I
Les fous de Bassan donnent à la falaise sa blancheur
verticale. Sans eux, l’eau furieuse hérissée d’écume
serait vaine, sans profondeur, ni houle à transpercer.
Le ciel joue sur leur impossible fusion, et la légèreté
des nuages fait écho à la grâce des baleines. L’océan
est un miroir. Il reflète l’absence, dilue les distances
infranchissables. Alors, proche et lointain scintillent.
Dans le regard des marins se dessine un invisible cri.
La nuit contient un jour possible, dans les embruns et
les rêves noyés. Jour incertain, se tenir prêt, près, que
dire, le départ est ténu, la frontière à venir.
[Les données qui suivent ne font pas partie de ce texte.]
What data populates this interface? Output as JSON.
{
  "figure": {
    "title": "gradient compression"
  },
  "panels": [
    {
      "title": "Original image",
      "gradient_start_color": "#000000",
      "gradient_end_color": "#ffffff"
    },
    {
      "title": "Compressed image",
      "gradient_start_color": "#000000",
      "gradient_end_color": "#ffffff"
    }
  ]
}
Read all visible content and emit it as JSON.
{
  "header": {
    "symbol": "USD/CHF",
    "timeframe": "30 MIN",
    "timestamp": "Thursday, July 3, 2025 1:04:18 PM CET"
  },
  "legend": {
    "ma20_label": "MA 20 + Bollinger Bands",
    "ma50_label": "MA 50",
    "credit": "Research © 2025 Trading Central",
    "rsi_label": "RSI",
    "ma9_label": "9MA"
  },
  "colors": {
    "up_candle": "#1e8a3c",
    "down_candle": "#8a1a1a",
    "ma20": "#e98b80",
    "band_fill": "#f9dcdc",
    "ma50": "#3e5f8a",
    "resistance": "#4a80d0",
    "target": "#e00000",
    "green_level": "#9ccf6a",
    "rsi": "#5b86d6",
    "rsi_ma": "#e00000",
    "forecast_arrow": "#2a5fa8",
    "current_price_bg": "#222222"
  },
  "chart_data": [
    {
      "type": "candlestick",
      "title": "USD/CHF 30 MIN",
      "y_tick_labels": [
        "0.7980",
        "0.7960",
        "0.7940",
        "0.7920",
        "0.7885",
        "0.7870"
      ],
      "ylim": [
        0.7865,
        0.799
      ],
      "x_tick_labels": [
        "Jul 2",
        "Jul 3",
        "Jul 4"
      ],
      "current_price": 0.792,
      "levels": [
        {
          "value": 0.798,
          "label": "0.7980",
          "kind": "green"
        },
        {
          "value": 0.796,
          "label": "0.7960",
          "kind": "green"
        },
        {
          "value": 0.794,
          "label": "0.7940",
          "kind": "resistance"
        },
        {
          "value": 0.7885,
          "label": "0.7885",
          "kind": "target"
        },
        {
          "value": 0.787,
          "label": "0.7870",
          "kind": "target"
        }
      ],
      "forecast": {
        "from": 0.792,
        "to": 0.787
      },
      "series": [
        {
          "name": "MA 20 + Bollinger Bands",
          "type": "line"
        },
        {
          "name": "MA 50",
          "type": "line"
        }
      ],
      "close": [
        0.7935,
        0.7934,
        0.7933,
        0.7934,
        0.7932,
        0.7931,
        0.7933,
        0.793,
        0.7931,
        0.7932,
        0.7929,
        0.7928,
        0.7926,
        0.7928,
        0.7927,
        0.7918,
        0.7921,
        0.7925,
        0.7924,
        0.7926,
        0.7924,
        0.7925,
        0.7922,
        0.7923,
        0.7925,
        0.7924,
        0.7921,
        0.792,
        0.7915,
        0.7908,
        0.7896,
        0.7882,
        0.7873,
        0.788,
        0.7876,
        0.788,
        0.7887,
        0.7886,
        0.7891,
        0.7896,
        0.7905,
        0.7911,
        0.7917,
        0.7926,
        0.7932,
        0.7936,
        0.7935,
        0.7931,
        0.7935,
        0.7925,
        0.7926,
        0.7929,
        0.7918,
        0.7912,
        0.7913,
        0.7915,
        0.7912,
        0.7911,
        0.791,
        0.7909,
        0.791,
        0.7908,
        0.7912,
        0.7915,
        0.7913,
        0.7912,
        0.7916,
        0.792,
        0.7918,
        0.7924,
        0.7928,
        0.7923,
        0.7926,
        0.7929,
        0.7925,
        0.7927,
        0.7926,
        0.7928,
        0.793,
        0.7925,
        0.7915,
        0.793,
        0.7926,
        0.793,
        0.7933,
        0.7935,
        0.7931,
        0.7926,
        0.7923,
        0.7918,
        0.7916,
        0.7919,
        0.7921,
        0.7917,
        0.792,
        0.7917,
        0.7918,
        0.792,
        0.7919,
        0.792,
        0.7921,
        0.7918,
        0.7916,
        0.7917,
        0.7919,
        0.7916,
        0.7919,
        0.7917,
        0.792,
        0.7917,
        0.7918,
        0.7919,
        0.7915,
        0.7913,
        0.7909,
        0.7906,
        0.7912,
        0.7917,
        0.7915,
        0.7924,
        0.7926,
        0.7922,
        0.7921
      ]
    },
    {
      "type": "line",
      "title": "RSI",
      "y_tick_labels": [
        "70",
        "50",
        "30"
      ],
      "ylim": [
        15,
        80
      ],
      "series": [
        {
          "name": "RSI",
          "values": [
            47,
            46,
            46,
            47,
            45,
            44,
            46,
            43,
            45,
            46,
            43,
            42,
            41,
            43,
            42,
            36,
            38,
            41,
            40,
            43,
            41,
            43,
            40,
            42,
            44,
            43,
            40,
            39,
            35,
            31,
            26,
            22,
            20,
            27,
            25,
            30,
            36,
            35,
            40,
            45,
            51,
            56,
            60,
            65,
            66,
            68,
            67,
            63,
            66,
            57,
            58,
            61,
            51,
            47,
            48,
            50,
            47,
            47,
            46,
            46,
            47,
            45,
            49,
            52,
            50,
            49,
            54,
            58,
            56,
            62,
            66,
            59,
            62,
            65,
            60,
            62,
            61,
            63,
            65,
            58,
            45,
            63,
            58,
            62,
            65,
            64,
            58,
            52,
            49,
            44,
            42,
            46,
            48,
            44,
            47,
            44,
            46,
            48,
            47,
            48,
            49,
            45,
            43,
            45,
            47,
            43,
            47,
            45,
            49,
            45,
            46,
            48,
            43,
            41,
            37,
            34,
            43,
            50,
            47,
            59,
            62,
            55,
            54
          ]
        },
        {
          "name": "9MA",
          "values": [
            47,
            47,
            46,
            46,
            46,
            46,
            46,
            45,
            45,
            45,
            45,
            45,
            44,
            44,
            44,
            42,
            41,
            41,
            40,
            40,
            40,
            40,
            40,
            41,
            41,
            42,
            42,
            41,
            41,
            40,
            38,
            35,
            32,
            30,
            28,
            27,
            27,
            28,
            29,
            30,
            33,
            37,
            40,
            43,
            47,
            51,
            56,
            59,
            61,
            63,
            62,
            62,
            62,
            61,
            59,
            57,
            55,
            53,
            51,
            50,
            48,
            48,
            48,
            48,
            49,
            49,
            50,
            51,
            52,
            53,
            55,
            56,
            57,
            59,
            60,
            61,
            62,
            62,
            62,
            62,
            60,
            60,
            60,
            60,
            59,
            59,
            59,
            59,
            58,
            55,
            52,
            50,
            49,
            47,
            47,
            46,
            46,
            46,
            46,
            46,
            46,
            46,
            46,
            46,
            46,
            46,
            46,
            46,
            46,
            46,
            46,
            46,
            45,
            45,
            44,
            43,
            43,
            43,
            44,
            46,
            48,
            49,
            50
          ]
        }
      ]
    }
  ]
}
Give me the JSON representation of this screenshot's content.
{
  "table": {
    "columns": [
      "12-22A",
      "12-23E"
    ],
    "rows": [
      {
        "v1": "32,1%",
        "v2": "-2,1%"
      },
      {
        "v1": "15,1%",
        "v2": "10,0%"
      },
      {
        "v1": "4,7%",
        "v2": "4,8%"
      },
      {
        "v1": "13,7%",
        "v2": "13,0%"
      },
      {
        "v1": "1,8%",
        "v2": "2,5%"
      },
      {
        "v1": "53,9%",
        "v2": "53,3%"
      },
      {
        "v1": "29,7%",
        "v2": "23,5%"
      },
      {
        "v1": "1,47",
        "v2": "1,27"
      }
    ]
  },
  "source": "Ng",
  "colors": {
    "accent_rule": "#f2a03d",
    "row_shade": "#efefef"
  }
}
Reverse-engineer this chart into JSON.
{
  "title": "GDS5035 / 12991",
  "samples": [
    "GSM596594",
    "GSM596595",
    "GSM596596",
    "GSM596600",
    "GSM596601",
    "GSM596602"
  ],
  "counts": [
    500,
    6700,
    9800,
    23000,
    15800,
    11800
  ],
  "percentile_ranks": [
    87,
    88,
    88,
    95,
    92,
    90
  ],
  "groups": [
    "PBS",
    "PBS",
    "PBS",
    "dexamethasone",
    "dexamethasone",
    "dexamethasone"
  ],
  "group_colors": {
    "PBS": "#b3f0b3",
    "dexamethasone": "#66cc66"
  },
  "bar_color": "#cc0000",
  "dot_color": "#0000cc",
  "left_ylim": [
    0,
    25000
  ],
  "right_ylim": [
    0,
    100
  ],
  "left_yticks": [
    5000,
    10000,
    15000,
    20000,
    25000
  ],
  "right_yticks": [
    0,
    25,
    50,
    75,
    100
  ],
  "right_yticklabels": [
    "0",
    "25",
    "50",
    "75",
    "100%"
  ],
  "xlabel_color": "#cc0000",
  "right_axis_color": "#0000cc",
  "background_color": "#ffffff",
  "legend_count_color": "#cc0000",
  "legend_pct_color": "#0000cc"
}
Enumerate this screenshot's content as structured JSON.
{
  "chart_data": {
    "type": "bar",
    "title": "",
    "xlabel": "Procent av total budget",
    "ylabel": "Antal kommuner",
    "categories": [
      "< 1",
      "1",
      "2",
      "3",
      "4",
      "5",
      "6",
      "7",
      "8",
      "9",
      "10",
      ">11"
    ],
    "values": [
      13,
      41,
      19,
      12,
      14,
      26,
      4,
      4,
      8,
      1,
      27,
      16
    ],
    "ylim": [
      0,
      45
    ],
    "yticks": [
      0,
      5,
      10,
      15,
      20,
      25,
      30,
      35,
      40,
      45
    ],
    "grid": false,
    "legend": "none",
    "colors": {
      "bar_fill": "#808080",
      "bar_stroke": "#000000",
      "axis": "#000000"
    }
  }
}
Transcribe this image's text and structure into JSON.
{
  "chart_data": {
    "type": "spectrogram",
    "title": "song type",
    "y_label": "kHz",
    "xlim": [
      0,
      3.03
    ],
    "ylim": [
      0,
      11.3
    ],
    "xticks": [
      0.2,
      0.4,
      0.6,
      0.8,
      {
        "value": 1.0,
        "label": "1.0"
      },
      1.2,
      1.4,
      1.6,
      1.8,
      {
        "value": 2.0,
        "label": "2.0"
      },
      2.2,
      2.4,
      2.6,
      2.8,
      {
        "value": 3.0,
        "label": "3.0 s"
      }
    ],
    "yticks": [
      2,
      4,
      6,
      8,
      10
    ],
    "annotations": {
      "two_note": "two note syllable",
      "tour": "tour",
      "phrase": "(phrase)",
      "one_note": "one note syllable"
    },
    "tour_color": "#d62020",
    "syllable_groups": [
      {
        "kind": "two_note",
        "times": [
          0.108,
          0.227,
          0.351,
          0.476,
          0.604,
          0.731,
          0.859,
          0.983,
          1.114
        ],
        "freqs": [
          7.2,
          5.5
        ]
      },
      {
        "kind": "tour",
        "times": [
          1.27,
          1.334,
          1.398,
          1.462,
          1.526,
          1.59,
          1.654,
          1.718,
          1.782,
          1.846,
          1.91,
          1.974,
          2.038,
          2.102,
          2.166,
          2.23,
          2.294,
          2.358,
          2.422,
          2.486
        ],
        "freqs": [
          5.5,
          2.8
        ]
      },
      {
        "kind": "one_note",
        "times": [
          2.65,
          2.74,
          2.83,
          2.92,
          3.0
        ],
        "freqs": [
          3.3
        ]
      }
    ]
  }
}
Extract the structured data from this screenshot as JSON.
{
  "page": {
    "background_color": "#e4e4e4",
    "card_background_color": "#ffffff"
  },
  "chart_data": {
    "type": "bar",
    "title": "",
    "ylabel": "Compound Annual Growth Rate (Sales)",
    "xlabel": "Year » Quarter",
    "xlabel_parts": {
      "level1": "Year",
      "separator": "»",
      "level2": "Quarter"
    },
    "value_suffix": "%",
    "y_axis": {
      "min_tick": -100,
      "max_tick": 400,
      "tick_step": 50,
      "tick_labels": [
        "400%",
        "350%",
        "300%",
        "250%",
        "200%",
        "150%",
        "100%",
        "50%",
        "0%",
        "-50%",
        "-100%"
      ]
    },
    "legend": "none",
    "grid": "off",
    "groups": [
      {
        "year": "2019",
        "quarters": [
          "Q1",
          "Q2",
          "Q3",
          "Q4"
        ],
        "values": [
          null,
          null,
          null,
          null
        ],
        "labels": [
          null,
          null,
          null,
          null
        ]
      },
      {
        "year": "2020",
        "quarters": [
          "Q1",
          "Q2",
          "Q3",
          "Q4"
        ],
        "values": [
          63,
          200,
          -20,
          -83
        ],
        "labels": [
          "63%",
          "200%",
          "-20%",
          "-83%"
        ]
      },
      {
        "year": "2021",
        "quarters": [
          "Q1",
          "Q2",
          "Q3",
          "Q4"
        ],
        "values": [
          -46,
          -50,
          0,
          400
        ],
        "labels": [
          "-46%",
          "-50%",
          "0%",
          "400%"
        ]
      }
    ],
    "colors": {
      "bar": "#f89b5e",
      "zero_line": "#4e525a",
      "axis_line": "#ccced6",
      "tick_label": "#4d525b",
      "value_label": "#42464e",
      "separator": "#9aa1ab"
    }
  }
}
Une vague
peut tout changer, roche d’une île liquide, et la falaise
l’engloutit, pour le bonheur des coques et des oursins.
Sur terre, villes et forêts guettent les premiers rayons.
II
À la fenêtre, l’esprit ballotté par l’aube, mains posées
sur le garde-corps sillonné de fourmis insatiables, oh,
se devinent la fumée des cyprès, le ciel criblé de nues.
Les arbres sont triturés par l’autan. Faut-il voler pour
rejoindre ce qui toujours s’éloigne de moi, moi-même.
Faut-il scruter la nuit, à la lumière d’un lampadaire de
rue, auréolé de jour naissant. Proche, lointain, le corps
est prêt, près, que dire. Se taire à jamais, bras ouverts.
Esquisse d’un mouvement, silence, battement du sang
dans les mains, la profondeur de nos visages. Essayer,
voir, aventure du lointain. Ne pas redouter ce qui fuit,
ne pas fuir. Le sentier est fugace. Briser le dernier mot,
ouvrir, être là. Déploiement du jour, la falaise du temps.
Douceur du ciel. Parfum des figues et de l’absence, oh.